The detention of journalists is not exceptional in Turkey: The Committee to Protect Journalists says the country was the world's worst jailer of journalists in 2012 and 2013, and among the 10 worst this year. However, reports of the detention of Turkish journalist Sedef Kabas on Tuesday suggest a remarkably low bar for arrest: a single tweet.
Kabas had posted on Twitter a picture of a judge who had dropped a high-profile corruption probe this month, telling her 18,000-plus followers to not forget his name. In an interview with the Turkish Web site Radikal, the former television host said her home was raided Tuesday, with police demanding that she hand over her phone, laptop and iPad. She said she was accused of "targeting people who are involved in anti-terror operations."
In the past year, social media has become a controversial subject in Turkey. “Twitter, mwitter!” Turkish President Recep Tayyip Erdogan infamously said earlier this year, before implementing a broad yet ineffective ban on the microblogging service.
It'd be tempting to dismiss the aversion to Twitter as typical behavior for Erdogan: The Turkish leader and his governing Justice and Development Party (AKP) have pushed a blend of Islamist nationalism that has looked increasingly eccentric over the past year: arguing passionately that Muslim explorers were the first to discover America, for instance.
However, the battle over social media in Turkey often seems to signify more dramatic struggles behind the scenes. Kabas's tweet had referenced a corruption probe that began Dec. 17, 2013, when 53 people, many deeply linked to the AKP, were arrested in dramatic raids across Turkey. Although that investigation was eventually dropped this month, it shook Turkish society: As the Financial Times notes, Turkey fell 11 places in Transparency International's recently released Corruption Perceptions Index.
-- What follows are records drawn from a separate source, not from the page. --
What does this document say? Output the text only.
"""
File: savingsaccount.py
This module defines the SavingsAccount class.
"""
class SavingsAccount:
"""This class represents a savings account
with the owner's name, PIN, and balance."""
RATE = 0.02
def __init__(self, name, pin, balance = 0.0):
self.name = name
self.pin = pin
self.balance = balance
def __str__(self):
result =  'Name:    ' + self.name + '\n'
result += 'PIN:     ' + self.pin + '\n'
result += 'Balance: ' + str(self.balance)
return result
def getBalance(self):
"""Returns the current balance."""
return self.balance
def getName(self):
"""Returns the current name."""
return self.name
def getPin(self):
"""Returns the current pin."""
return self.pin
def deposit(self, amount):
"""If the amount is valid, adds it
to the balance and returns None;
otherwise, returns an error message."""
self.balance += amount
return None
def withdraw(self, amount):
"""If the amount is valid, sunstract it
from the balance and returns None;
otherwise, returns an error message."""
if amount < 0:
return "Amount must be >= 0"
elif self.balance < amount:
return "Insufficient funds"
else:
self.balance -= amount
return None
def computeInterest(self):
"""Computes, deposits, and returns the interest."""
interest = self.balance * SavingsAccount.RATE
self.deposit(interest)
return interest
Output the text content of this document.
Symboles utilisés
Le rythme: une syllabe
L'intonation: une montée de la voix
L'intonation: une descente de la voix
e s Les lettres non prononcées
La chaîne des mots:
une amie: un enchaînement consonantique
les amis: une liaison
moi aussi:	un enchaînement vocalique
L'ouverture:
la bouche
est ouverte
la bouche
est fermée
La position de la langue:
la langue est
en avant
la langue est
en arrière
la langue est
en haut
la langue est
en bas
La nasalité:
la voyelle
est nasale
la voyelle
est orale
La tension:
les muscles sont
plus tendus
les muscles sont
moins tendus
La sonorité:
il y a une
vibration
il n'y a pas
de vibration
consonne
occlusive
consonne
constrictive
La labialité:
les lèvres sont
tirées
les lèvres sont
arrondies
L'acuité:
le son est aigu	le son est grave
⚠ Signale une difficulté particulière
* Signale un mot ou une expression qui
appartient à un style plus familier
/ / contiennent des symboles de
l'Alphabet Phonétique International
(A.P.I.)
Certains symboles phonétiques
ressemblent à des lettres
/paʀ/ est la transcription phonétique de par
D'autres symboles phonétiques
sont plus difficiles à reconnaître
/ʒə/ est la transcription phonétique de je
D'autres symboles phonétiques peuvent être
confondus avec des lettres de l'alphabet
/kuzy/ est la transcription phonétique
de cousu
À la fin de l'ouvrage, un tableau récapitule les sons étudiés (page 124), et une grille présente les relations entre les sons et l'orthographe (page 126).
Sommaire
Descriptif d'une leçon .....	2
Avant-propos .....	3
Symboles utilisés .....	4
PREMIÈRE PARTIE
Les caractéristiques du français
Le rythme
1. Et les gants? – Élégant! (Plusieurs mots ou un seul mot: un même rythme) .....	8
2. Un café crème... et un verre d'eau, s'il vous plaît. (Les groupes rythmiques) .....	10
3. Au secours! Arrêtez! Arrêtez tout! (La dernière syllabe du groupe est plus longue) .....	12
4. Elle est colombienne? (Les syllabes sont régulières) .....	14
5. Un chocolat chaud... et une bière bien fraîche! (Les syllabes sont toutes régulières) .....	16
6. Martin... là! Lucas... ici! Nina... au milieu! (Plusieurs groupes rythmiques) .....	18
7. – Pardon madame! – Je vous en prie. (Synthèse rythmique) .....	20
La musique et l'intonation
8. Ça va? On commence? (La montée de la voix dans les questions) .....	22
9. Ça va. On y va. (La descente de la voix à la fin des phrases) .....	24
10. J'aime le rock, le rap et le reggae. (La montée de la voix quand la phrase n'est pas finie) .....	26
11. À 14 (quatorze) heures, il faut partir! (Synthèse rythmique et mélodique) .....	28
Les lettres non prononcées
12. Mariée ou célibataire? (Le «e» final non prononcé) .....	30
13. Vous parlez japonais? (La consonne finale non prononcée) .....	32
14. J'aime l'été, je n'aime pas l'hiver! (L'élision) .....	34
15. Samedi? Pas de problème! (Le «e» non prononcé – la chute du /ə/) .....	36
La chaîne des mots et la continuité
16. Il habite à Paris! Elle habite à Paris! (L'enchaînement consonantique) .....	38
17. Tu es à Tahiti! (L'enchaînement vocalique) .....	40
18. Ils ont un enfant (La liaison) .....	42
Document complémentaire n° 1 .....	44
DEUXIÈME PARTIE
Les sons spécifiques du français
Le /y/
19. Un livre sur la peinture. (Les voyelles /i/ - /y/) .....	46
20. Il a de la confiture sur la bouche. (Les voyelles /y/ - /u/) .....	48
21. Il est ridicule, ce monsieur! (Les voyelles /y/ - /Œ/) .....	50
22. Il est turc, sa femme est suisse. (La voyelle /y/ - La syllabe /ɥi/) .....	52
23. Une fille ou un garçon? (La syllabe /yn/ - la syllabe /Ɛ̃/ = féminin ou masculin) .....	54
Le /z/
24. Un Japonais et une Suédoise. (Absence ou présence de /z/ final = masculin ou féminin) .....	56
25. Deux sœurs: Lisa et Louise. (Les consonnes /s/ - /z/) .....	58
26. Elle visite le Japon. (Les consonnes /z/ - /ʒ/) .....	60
A few months later, someone with inside knowledge of the Turkish political elite began to leak damaging information: One recording posted online in February even appeared to feature Erdogan telling his son to get rid of a large amount of cash (Erdogan says the recording was faked). The rumors spread mostly on social media, in particular on a number of anonymous Twitter accounts.
The AKP and Erdogan were quite clear in deciding whom to blame for these problems: a U.S.-based Islamic cleric who held deep sway in Turkey. Fethullah Gulen, who now lives in Pennsylvania but was born near the Turkish city of Erzurum, had once been an ally of the AKP, espousing a modern and business- and education-friendly concept of Islam that fitted well with the party's ideals. In a country with a history of "deep state" conspiracies, many suspected that a network of Gulen supporters in the police and judiciary were working to oust Erdogan, who had been prime minister of the country since 2003 and took over the president's office in 2014.
The conflict between the AKP and Gulen largely faded from view in the past few months, as controversial comments by Erdogan and the conflict in neighboring Syria and Iraq dominated headlines. But it quietly returned recently: Not only was the corruption investigation dropped, but four prosecutors who had pursued the case have been suspended. In addition, a number of journalists were arrested (including Ekrem Dumanli, editor in chief of Zaman, a leading newspaper with links to the Gulen movement), and there were reports that an arrest warrant for Gulen had been issued.
The situation is worrying for many Turks, not just journalists. Erdogan, however, has denied that journalists are being silenced. "Nowhere in the world is the press freer than it is in Turkey," he said in a televised speech to a conference in Ankara last week. "I'm very sure of myself when I say this."